I’m brightest in the morning and write in bed. Yes, in bed, with my laptop on my knees! I exit my bed at about mid-day to start editing. I don’t edit in bed. I find some other room in the house and always edit on a paper copy. Don’t ask me why. I try to finish at about 3 o’clock, but if a story has gripped me, I can write into the early hours of the morning, which drives my husband mad.
What made you move from short stories to writing serials?
My stories were getting longer and developing into these huge dramas, especially the period ones. In late 2013 I received emails from both PF and WW asking if I would like to attempt a serial for them. I was excited and rushed into it without thinking. Fortunately, my first serial for Woman’s Weekly, Amos Browne, made the grade. My attempt for PF was a disaster.
Do you have any bad writing habits?
I don’t plan, so I have no idea what’s going to happen in any of my stories until just before I type, ‘The End’. It can be costly.
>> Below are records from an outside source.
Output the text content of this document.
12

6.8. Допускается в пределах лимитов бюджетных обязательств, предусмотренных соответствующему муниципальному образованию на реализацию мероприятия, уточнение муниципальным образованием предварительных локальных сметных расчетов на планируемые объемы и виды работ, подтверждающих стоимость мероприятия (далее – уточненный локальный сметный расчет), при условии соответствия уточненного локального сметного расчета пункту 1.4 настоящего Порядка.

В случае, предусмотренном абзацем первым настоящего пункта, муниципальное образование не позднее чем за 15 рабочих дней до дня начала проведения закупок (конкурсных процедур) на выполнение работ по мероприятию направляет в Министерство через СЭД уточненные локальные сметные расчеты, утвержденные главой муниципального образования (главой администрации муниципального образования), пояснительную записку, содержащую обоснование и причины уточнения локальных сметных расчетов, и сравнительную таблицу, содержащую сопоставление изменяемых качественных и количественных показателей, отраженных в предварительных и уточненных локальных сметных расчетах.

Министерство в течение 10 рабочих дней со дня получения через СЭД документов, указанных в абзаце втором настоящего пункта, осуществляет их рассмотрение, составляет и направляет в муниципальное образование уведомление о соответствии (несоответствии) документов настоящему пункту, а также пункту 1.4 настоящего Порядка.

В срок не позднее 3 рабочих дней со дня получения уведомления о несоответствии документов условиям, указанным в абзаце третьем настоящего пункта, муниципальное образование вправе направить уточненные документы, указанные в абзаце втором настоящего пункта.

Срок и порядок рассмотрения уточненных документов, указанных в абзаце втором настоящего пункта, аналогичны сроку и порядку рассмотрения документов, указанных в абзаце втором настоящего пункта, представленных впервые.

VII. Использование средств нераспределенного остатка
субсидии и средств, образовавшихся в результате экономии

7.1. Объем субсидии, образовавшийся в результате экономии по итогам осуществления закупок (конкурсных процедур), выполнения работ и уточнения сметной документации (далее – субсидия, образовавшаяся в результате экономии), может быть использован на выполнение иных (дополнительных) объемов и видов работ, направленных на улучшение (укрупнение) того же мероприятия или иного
More than once I’ve reached part 3 of a serial and got stuck. I’ve had to abandon a few because of it. I also have an obsession with commas and exclamation marks, but I don’t think I’m alone in that!
If you could write in only one genre what would it be?
It would have to be Sci-Fi or Fantasy. Andre Norton books were my first love and I’m just about to finish reading book 3 in the Tawny Man Trilogy by Robin Hobb. The only downside with writing Sci-Fi or Fantasy is that your memory has to be pretty good otherwise you’d have to constantly check your notes. You’d also have to have a fairly good understanding of all the technical/science stuff. I’m not sure I can write one until I try.
Do you write in the same genre that you enjoy reading?
Before I started writing seriously I didn’t read much in the way of crime or romance. When I think of an idea for a story I rarely have romance in mind. My stories seem to turn into romances as soon as a strong male character walks on stage. As for crime serials, I concentrate less on the actual crime and more on character development. One day someone is going to clock that the crime itself doesn’t quite ring true or that it would have been impossible for the perpetrator to have ‘done it’! Seriously though, writing outside your comfort zone can be so much fun.
What are your future writing plans?
I won’t give up trying to write a serial for The People’s Friend. (My mother would be overjoyed! So would I!) After that, I’d like to attempt that Sci-Fi novel. I’ve got an idea forming, but it needs a lot more development before I crawl into bed, open my laptop and start typing. Saying that, I’m not sure I’ll ever abandon short stories because adore writing them.
Leonora Francis was born in Leicester and now lives in South London. She’s had over a hundred and twenty stories published in women’s magazines, and is currently writing her sixth serial for Woman’s Weekly. Leonora thinks she’s normal but her friends say she’s eccentric. Sometimes she has to agree with them.